McMahon, on her first day in office, told staff that they should consider dismantling the department their "final mission." Two weeks later, the president issued an executive order directing McMahon to close the agency "to the maximum extent appropriate and permitted by law."
Formally abolishing the department would require an act of Congress. The administration's workaround involves scattering the agency's core responsibilities to other parts of the government. In recent months, oversight of the $1.7 trillion federal student loan portfolio has started shifting to the Treasury Department, special education to the Department of Health and Human Services, and civil rights enforcement to the Department of Justice, among other changes. (Last month, House Democrats moved to impeach McMahon, alleging such efforts are illegal.)
Shrinking the Education Department isn't a bad idea per se - not least because the agency isn't as powerful as the administration likes to convey. It has no role in curriculum development, and many of the grants it administers largely follow congressionally derived formulas. Services will continue so long as Congress keeps appropriating money (which it has). Federal laws protecting access to public education haven't changed.
Nor was the department particularly well-suited for its biggest task: student lending. It's often said the Education Department wasn't designed to run the equivalent of a large commercial bank. Moving some of its mammoth operation to the Treasury makes sense.
The challenge, as ever, is execution. Take the Office for Civil Rights, which investigates discrimination complaints. Last year, the White House cut roughly half the office's workforce, exacerbating backlogs that already had surpassed 20,000 cases. In a lawsuit challenging the department's layoffs last year, a federal judge wrote that an understaffed OCR had been rendered "incapable" of addressing complaints and had "abdicated its enforcement duties." A report by the inspector general last month found that 13 regional and suboffices responsible for legally required functions have no remaining employees.
Moving the OCR to the Justice Department is unlikely to improve matters. Rather, diffusing expertise across multiple agencies could make it harder for families and school districts to get help. Much of the OCR's work involves enforcing federal civil rights laws that protect students with disabilities from discrimination. Might it make sense to have OCR lawyers work in the same building as special-education experts?

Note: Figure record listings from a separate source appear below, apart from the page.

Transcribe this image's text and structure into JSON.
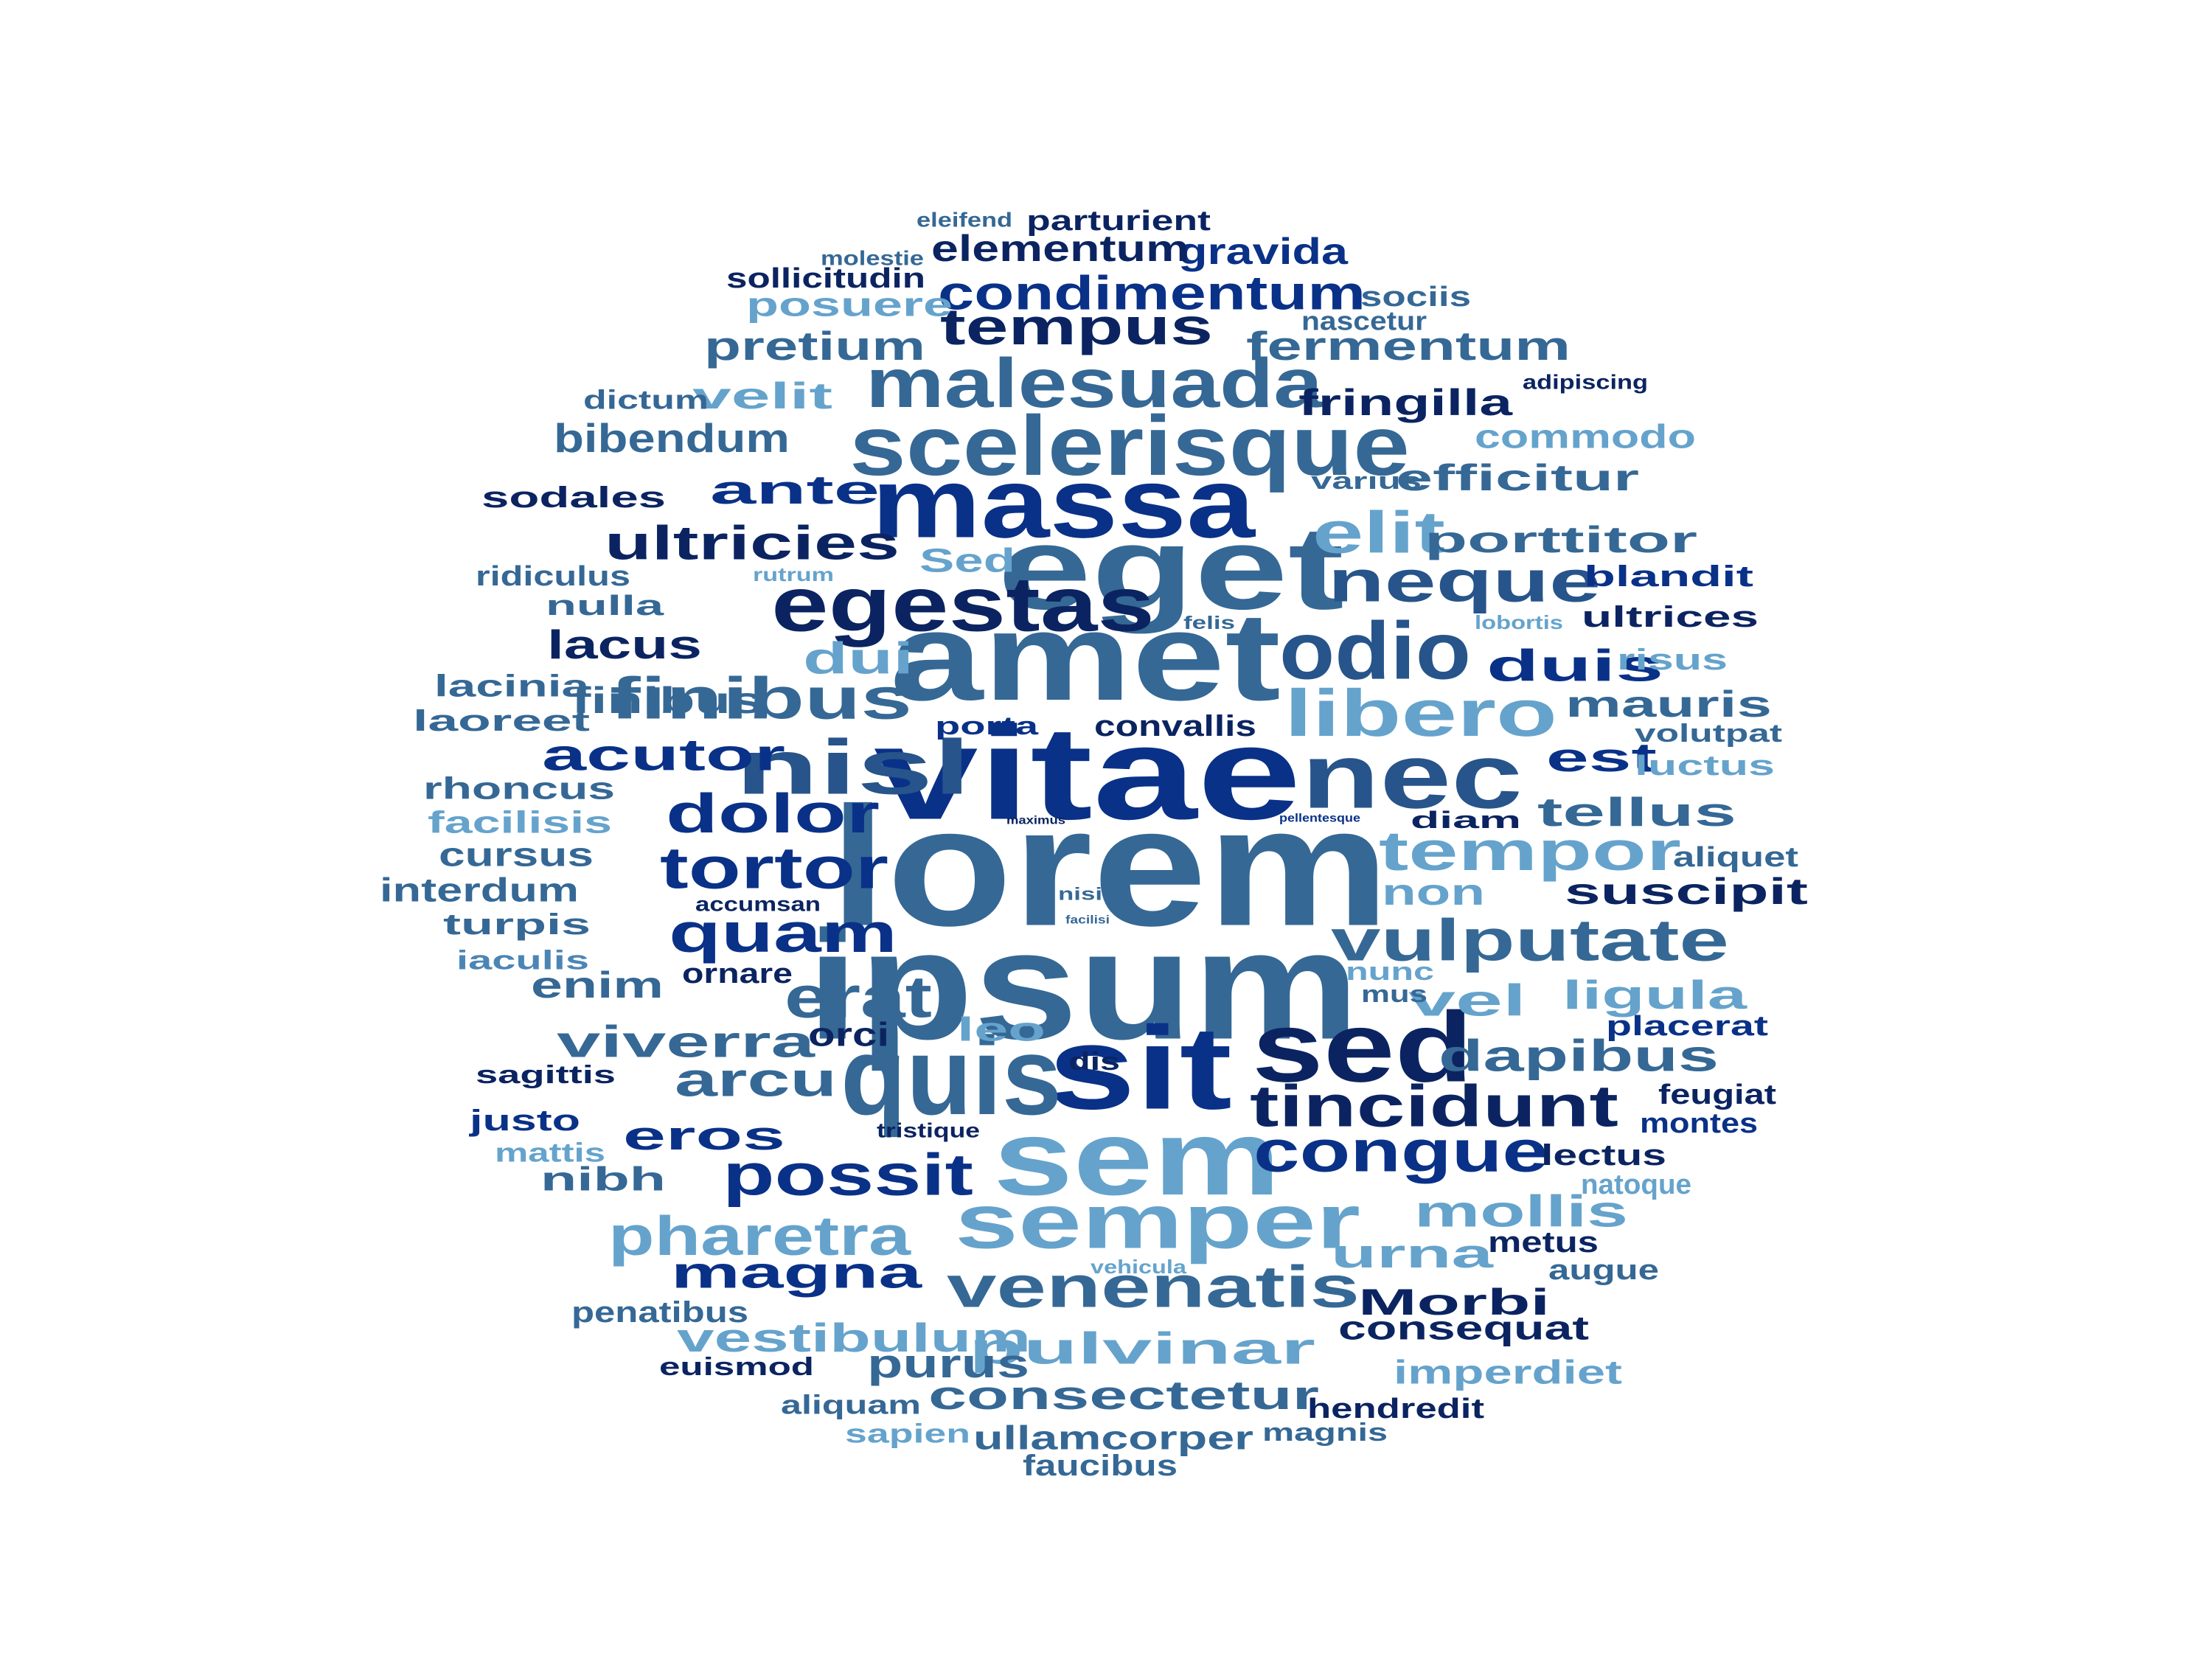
{
  "palette": {
    "c1": "#0b2461",
    "c2": "#0a3188",
    "c3": "#27548a",
    "c4": "#356895",
    "c5": "#4c85b5",
    "c6": "#65a3cc"
  },
  "words": [
    {
      "text": "lorem",
      "color": "c4"
    },
    {
      "text": "ipsum",
      "color": "c4"
    },
    {
      "text": "vitae",
      "color": "c2"
    },
    {
      "text": "amet",
      "color": "c4"
    },
    {
      "text": "eget",
      "color": "c4"
    },
    {
      "text": "sit",
      "color": "c2"
    },
    {
      "text": "quis",
      "color": "c4"
    },
    {
      "text": "sem",
      "color": "c6"
    },
    {
      "text": "sed",
      "color": "c1"
    },
    {
      "text": "massa",
      "color": "c2"
    },
    {
      "text": "nec",
      "color": "c3"
    },
    {
      "text": "scelerisque",
      "color": "c4"
    },
    {
      "text": "semper",
      "color": "c6"
    },
    {
      "text": "egestas",
      "color": "c1"
    },
    {
      "text": "malesuada",
      "color": "c4"
    },
    {
      "text": "odio",
      "color": "c3"
    },
    {
      "text": "libero",
      "color": "c6"
    },
    {
      "text": "nisl",
      "color": "c3"
    },
    {
      "text": "vulputate",
      "color": "c4"
    },
    {
      "text": "tincidunt",
      "color": "c1"
    },
    {
      "text": "finibus",
      "color": "c4"
    },
    {
      "text": "neque",
      "color": "c3"
    },
    {
      "text": "possit",
      "color": "c2"
    },
    {
      "text": "congue",
      "color": "c2"
    },
    {
      "text": "tempor",
      "color": "c6"
    },
    {
      "text": "venenatis",
      "color": "c4"
    },
    {
      "text": "pharetra",
      "color": "c6"
    },
    {
      "text": "tortor",
      "color": "c2"
    },
    {
      "text": "quam",
      "color": "c2"
    },
    {
      "text": "erat",
      "color": "c4"
    },
    {
      "text": "dolor",
      "color": "c2"
    },
    {
      "text": "elit",
      "color": "c6"
    },
    {
      "text": "tempus",
      "color": "c1"
    },
    {
      "text": "condimentum",
      "color": "c2"
    },
    {
      "text": "ultricies",
      "color": "c1"
    },
    {
      "text": "acutor",
      "color": "c2"
    },
    {
      "text": "arcu",
      "color": "c4"
    },
    {
      "text": "viverra",
      "color": "c4"
    },
    {
      "text": "mollis",
      "color": "c6"
    },
    {
      "text": "dapibus",
      "color": "c4"
    },
    {
      "text": "pulvinar",
      "color": "c6"
    },
    {
      "text": "consectetur",
      "color": "c4"
    },
    {
      "text": "magna",
      "color": "c2"
    },
    {
      "text": "vestibulum",
      "color": "c6"
    },
    {
      "text": "tellus",
      "color": "c4"
    },
    {
      "text": "ligula",
      "color": "c6"
    },
    {
      "text": "vel",
      "color": "c6"
    },
    {
      "text": "duis",
      "color": "c2"
    },
    {
      "text": "dui",
      "color": "c6"
    },
    {
      "text": "pretium",
      "color": "c4"
    },
    {
      "text": "fermentum",
      "color": "c4"
    },
    {
      "text": "eros",
      "color": "c2"
    },
    {
      "text": "ante",
      "color": "c2"
    },
    {
      "text": "bibendum",
      "color": "c4"
    },
    {
      "text": "urna",
      "color": "c6"
    },
    {
      "text": "porttitor",
      "color": "c4"
    },
    {
      "text": "efficitur",
      "color": "c4"
    },
    {
      "text": "lacus",
      "color": "c1"
    },
    {
      "text": "purus",
      "color": "c4"
    },
    {
      "text": "mauris",
      "color": "c4"
    },
    {
      "text": "est",
      "color": "c2"
    },
    {
      "text": "suscipit",
      "color": "c1"
    },
    {
      "text": "fringilla",
      "color": "c1"
    },
    {
      "text": "gravida",
      "color": "c2"
    },
    {
      "text": "elementum",
      "color": "c1"
    },
    {
      "text": "velit",
      "color": "c6"
    },
    {
      "text": "Morbi",
      "color": "c1"
    },
    {
      "text": "Sed",
      "color": "c6"
    },
    {
      "text": "enim",
      "color": "c4"
    },
    {
      "text": "non",
      "color": "c6"
    },
    {
      "text": "leo",
      "color": "c6"
    },
    {
      "text": "commodo",
      "color": "c6"
    },
    {
      "text": "nibh",
      "color": "c4"
    },
    {
      "text": "orci",
      "color": "c1"
    },
    {
      "text": "imperdiet",
      "color": "c6"
    },
    {
      "text": "ullamcorper",
      "color": "c4"
    },
    {
      "text": "posuere",
      "color": "c6"
    },
    {
      "text": "consequat",
      "color": "c1"
    },
    {
      "text": "sodales",
      "color": "c1"
    },
    {
      "text": "parturient",
      "color": "c1"
    },
    {
      "text": "metus",
      "color": "c1"
    },
    {
      "text": "finibus",
      "color": "c4"
    },
    {
      "text": "ultrices",
      "color": "c1"
    },
    {
      "text": "blandit",
      "color": "c2"
    },
    {
      "text": "lectus",
      "color": "c1"
    },
    {
      "text": "interdum",
      "color": "c4"
    },
    {
      "text": "cursus",
      "color": "c4"
    },
    {
      "text": "rhoncus",
      "color": "c4"
    },
    {
      "text": "lacinia",
      "color": "c4"
    },
    {
      "text": "laoreet",
      "color": "c4"
    },
    {
      "text": "facilisis",
      "color": "c6"
    },
    {
      "text": "turpis",
      "color": "c4"
    },
    {
      "text": "justo",
      "color": "c2"
    },
    {
      "text": "risus",
      "color": "c6"
    },
    {
      "text": "luctus",
      "color": "c6"
    },
    {
      "text": "placerat",
      "color": "c2"
    },
    {
      "text": "aliquet",
      "color": "c4"
    },
    {
      "text": "feugiat",
      "color": "c1"
    },
    {
      "text": "montes",
      "color": "c2"
    },
    {
      "text": "faucibus",
      "color": "c4"
    },
    {
      "text": "hendredit",
      "color": "c1"
    },
    {
      "text": "euismod",
      "color": "c1"
    },
    {
      "text": "penatibus",
      "color": "c4"
    },
    {
      "text": "sollicitudin",
      "color": "c1"
    },
    {
      "text": "dictum",
      "color": "c4"
    },
    {
      "text": "ridiculus",
      "color": "c4"
    },
    {
      "text": "nulla",
      "color": "c4"
    },
    {
      "text": "sagittis",
      "color": "c1"
    },
    {
      "text": "iaculis",
      "color": "c5"
    },
    {
      "text": "ornare",
      "color": "c1"
    },
    {
      "text": "sociis",
      "color": "c4"
    },
    {
      "text": "nascetur",
      "color": "c4"
    },
    {
      "text": "convallis",
      "color": "c1"
    },
    {
      "text": "porta",
      "color": "c2"
    },
    {
      "text": "volutpat",
      "color": "c4"
    },
    {
      "text": "diam",
      "color": "c1"
    },
    {
      "text": "natoque",
      "color": "c6"
    },
    {
      "text": "augue",
      "color": "c4"
    },
    {
      "text": "mattis",
      "color": "c6"
    },
    {
      "text": "sapien",
      "color": "c6"
    },
    {
      "text": "aliquam",
      "color": "c4"
    },
    {
      "text": "magnis",
      "color": "c4"
    },
    {
      "text": "dis",
      "color": "c1"
    },
    {
      "text": "nunc",
      "color": "c6"
    },
    {
      "text": "mus",
      "color": "c4"
    },
    {
      "text": "varius",
      "color": "c4"
    },
    {
      "text": "eleifend",
      "color": "c4"
    },
    {
      "text": "molestie",
      "color": "c4"
    },
    {
      "text": "adipiscing",
      "color": "c1"
    },
    {
      "text": "accumsan",
      "color": "c1"
    },
    {
      "text": "tristique",
      "color": "c1"
    },
    {
      "text": "vehicula",
      "color": "c6"
    },
    {
      "text": "felis",
      "color": "c4"
    },
    {
      "text": "lobortis",
      "color": "c6"
    },
    {
      "text": "rutrum",
      "color": "c6"
    },
    {
      "text": "nisi",
      "color": "c4"
    },
    {
      "text": "maximus",
      "color": "c1"
    },
    {
      "text": "pellentesque",
      "color": "c2"
    },
    {
      "text": "facilisi",
      "color": "c4"
    }
  ]
}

The White House needs to make a stronger case that shuffling staff, IT systems, contracts and grants between departments will produce real, long-term gains - that is, greater efficiency, federal savings, improved customer service and, above all, better educational outcomes, which seem to be an afterthought in this endeavor. It bears emphasizing that much of the research underpinning recently improved reading scores in states such as Mississippi came from the department's Institute of Education Sciences, which itself has endured drastic cuts.
Abolishing the Education Department may be ideologically satisfying, but it's unclear how a hobbled agency serves the needs of American students. Given mounting evidence of dysfunction, the administration needs to convince the American public that its preferred approach - tossing fragments of the agency across the federal government - is worth the trouble.